Surveillance internationale

Le Haut-Commissariat aux droits de l’homme [ONU] a fermé son bureau au Burundi en février, après plus de 20 ans de présence dans le pays. Le gouvernement avait suspendu sa coopération avec ce bureau en 2016 et ordonné sa fermeture en décembre 2018.

Les autorités ont continué de refuser l’entrée dans le pays aux membres de la Commission d’enquête sur le Burundi. Elles les ont menacés de poursuites en 2018 après la publication par la Commission, en septembre de la même année, d’un rapport critiquant le gouvernement.

L’Union africaine a maintenu le déploiement d’observateurs des droits humains au Burundi mais n’a publié aucune conclusion.

Violence sexuelle et liée au genre

La Commission d’enquête sur le Burundi a recueilli des informations sur de nombreux cas de violences sexuelles. Elle a constaté que la majorité des violences sexuelles lui ayant été signalées entre 2018 et 2019 avaient été commises en zone rurale, ce qui représentait un changement par rapport à 2015 et 2016. Elle a observé que la plupart des agressions avaient été perpétrées par des agents de l’État ou avec leur assentiment direct ou tacite et que les Imbonerakure utilisaient le viol, en particulier collectif, pour intimider ou punir des personnes en raison de leurs opinions politiques présumées.

Droits des femmes

Des restrictions discriminatoires pesaient sur le droit des femmes et des filles de circuler librement. En mai, l’administrateur local de la commune de Musongati (province de Rutana) a instauré un couvre-feu : après 19 heures, les femmes n’étaient autorisées à se rendre sur les marchés ou à entrer dans les bars qu’accompagnées de leur mari.

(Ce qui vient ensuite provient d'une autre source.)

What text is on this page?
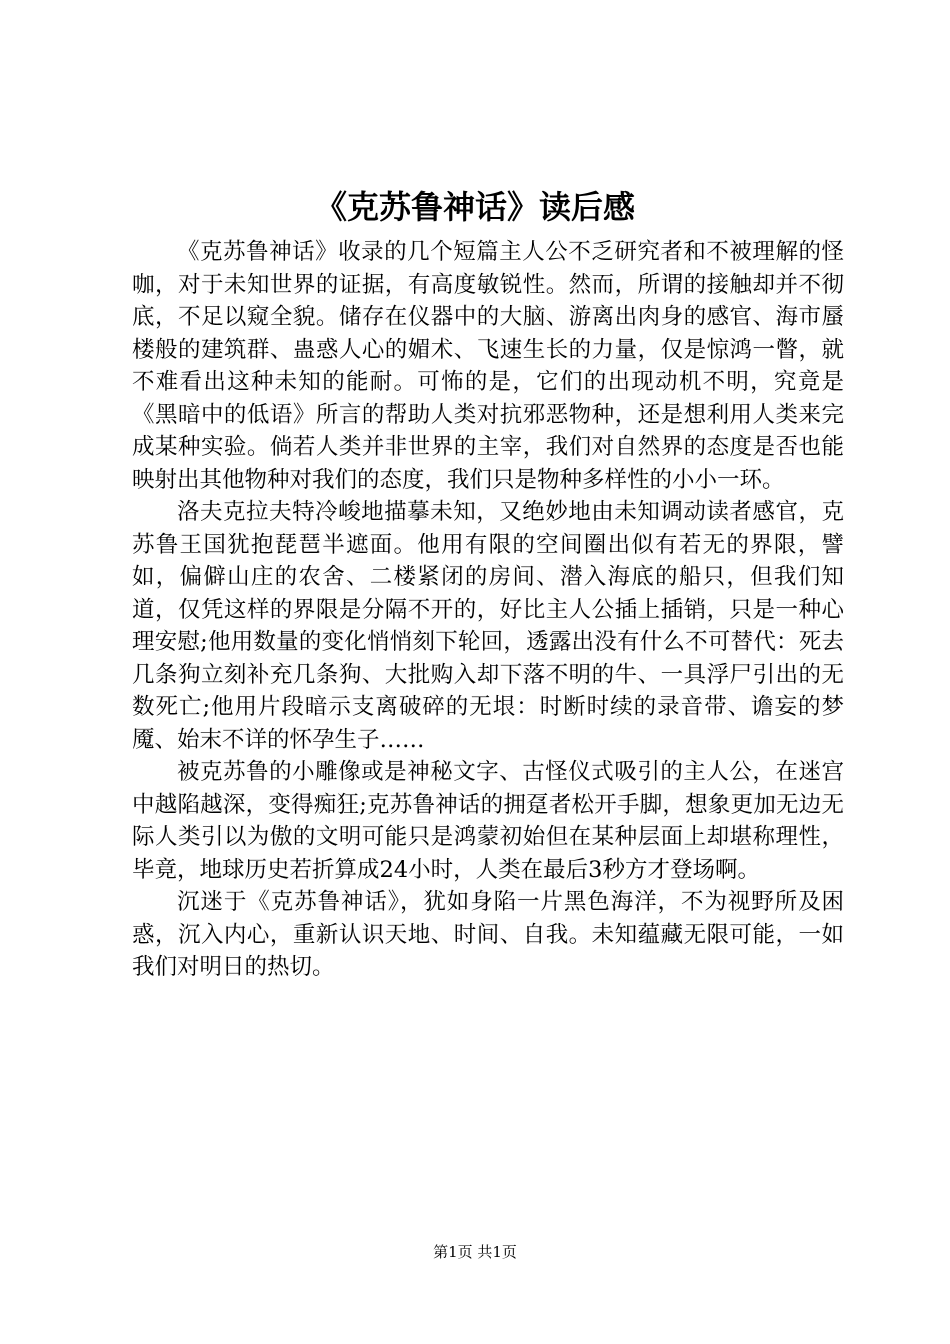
《克苏鲁神话》读后感

《克苏鲁神话》收录的几个短篇主人公不乏研究者和不被理解的怪咖，对于未知世界的证据，有高度敏锐性。然而，所谓的接触却并不彻底，不足以窥全貌。储存在仪器中的大脑、游离出肉身的感官、海市蜃楼般的建筑群、蛊惑人心的媚术、飞速生长的力量，仅是惊鸿一瞥，就不难看出这种未知的能耐。可怖的是，它们的出现动机不明，究竟是《黑暗中的低语》所言的帮助人类对抗邪恶物种，还是想利用人类来完成某种实验。倘若人类并非世界的主宰，我们对自然界的态度是否也能映射出其他物种对我们的态度，我们只是物种多样性的小小一环。

洛夫克拉夫特冷峻地描摹未知，又绝妙地由未知调动读者感官，克苏鲁王国犹抱琵琶半遮面。他用有限的空间圈出似有若无的界限，譬如，偏僻山庄的农舍、二楼紧闭的房间、潜入海底的船只，但我们知道，仅凭这样的界限是分隔不开的，好比主人公插上插销，只是一种心理安慰;他用数量的变化悄悄刻下轮回，透露出没有什么不可替代：死去几条狗立刻补充几条狗、大批购入却下落不明的牛、一具浮尸引出的无数死亡;他用片段暗示支离破碎的无垠：时断时续的录音带、谵妄的梦魇、始末不详的怀孕生子……

被克苏鲁的小雕像或是神秘文字、古怪仪式吸引的主人公，在迷宫中越陷越深，变得痴狂;克苏鲁神话的拥趸者松开手脚，想象更加无边无际人类引以为傲的文明可能只是鸿蒙初始但在某种层面上却堪称理性，毕竟，地球历史若折算成24小时，人类在最后3秒方才登场啊。

沉迷于《克苏鲁神话》，犹如身陷一片黑色海洋，不为视野所及困惑，沉入内心，重新认识天地、时间、自我。未知蕴藏无限可能，一如我们对明日的热切。

第1页 共1页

Droits à la santé et à l’alimentation

La situation humanitaire demeurait catastrophique. L’Organisation mondiale de la santé (OMS) a signalé plus de 8,5 millions de cas de paludisme ; cette maladie a fait 3 170 morts au cours de l’année. Plus de 1,7 million de personnes, sur une population d’environ 11 millions, souffraient d’insécurité alimentaire. En dépit de ces difficultés économiques, dont l’apparition était antérieure à la crise actuelle, le gouvernement a collecté des contributions « volontaires » aux élections de 2020 et imposé de lourdes restrictions aux organisations internationales, y compris celles apportant une aide humanitaire.